El bosque se ha callado, ¿te has dado cuenta? Casi parece que el viento ha dejado de agitar las hojas para nosotros, para que seamos conscientes de que nos estamos chillando. Pero da igual, porque no nos escuchamos. Solo nos falta suplicarle a los pájaros que vuelvan a piar, por si su arrullo fuera capaz de mediar en nuestra discusión.
Vamos a esperar a que caiga la noche. ¿Me lo prometes? No nos moveremos de aquí hasta solucionarlo. El frío nos hará entrar en razón. El primero que deje de sentir las manos será quien ceda. El otro le abrazará y quizá incluso haya un beso apasionado. Llegaremos a un acuerdo, como cuando estuvimos en la playa. O aquella otra vez en la montaña. La próxima vez soy yo quien elige el destino. Estoy dudando entre el desierto y la consulta de un psicólogo. Si lo dijera ahora mismo en voz alta, me prestarías atención. No lo haré.
Quiero que lo arreglemos. ¿Estamos juntos en esto, no? Aunque sea para un rato más. Quizá cuando cumpla los cincuenta sea el momento de un gran giro. Entonces nos podremos separar. Antes no. Dirás que soy una egoísta, pero en secreto lo agradecerás. Tú también sabes ser egoísta aunque yo nunca te lo reproche, porque envidio tu lista de prioridades, que seas capaz de concederte tu tiempo y tu espacio, que sepas respirar bajo el agua. Yo no sé. Creo que me has intentado enseñar y no te he dejado.
Desde aquí no se pueden ver las estrellas fugaces. ¿Aún les pides deseos? Yo nunca creí en la magia, pero es bonito.
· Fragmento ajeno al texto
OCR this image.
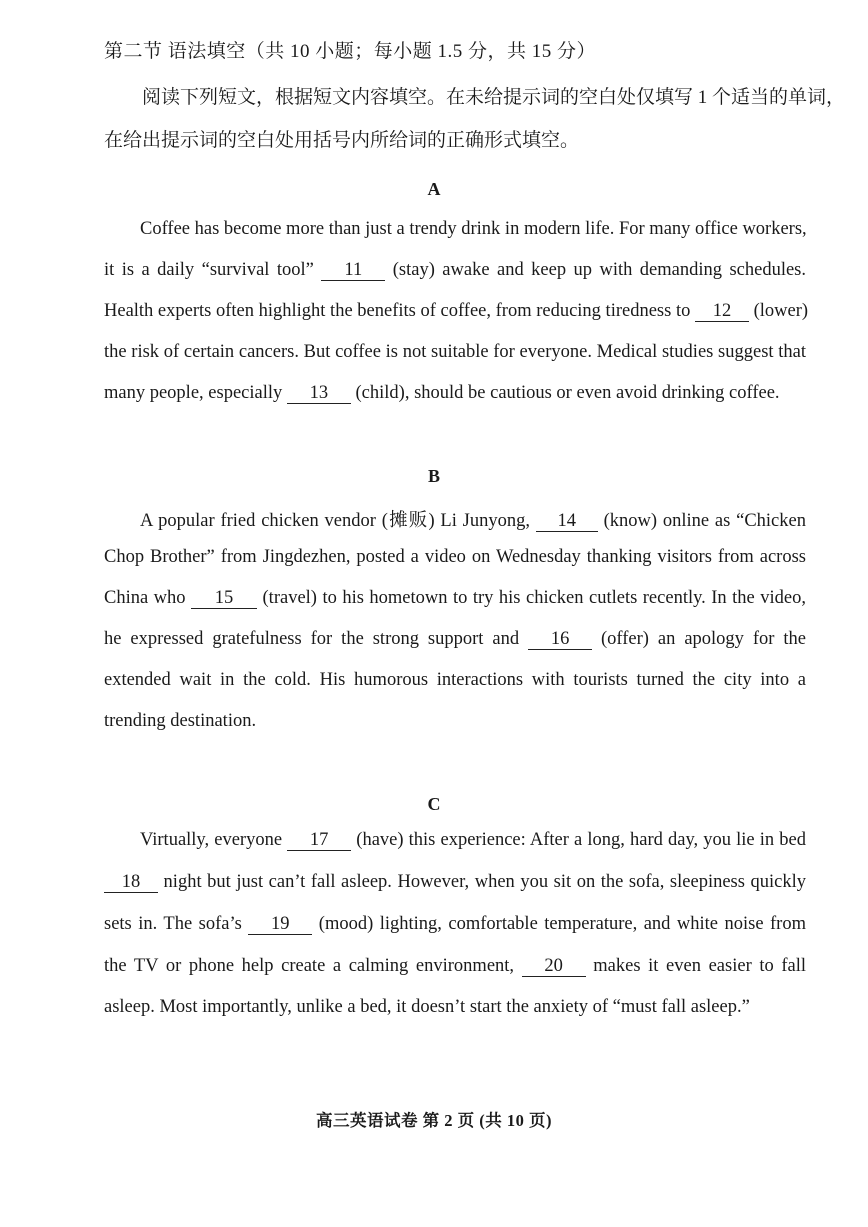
第二节 语法填空（共 10 小题；每小题 1.5 分，共 15 分）
阅读下列短文，根据短文内容填空。在未给提示词的空白处仅填写 1 个适当的单词，
在给出提示词的空白处用括号内所给词的正确形式填空。
A
Coffee has become more than just a trendy drink in modern life. For many office workers,
it is a daily “survival tool” 11 (stay) awake and keep up with demanding schedules.
Health experts often highlight the benefits of coffee, from reducing tiredness to 12 (lower)
the risk of certain cancers. But coffee is not suitable for everyone. Medical studies suggest that
many people, especially 13 (child), should be cautious or even avoid drinking coffee.
B
A popular fried chicken vendor (摊贩) Li Junyong, 14 (know) online as “Chicken
Chop Brother” from Jingdezhen, posted a video on Wednesday thanking visitors from across
China who 15 (travel) to his hometown to try his chicken cutlets recently. In the video,
he expressed gratefulness for the strong support and 16 (offer) an apology for the
extended wait in the cold. His humorous interactions with tourists turned the city into a
trending destination.
C
Virtually, everyone 17 (have) this experience: After a long, hard day, you lie in bed
18 night but just can’t fall asleep. However, when you sit on the sofa, sleepiness quickly
sets in. The sofa’s 19 (mood) lighting, comfortable temperature, and white noise from
the TV or phone help create a calming environment, 20 makes it even easier to fall
asleep. Most importantly, unlike a bed, it doesn’t start the anxiety of “must fall asleep.”
高三英语试卷 第 2 页 (共 10 页)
Me gusta verlas. Si supiera que un solo deseo se va a cumplir, pediría echarte de menos. Porque entonces los dos estaríamos lejos aunque siguiéramos viviendo en la misma ciudad. Nos esforzaríamos de verdad en pasar página. O en arrancarla. O en no hacerlo y regresar al primer párrafo para comprender de qué iba todo esto.
Tengo sed y pronto va a amanecer. ¿Podemos volver ya a casa? Cuando lleguemos al coche podrás ver las estrellas. En el valle todo está en calma.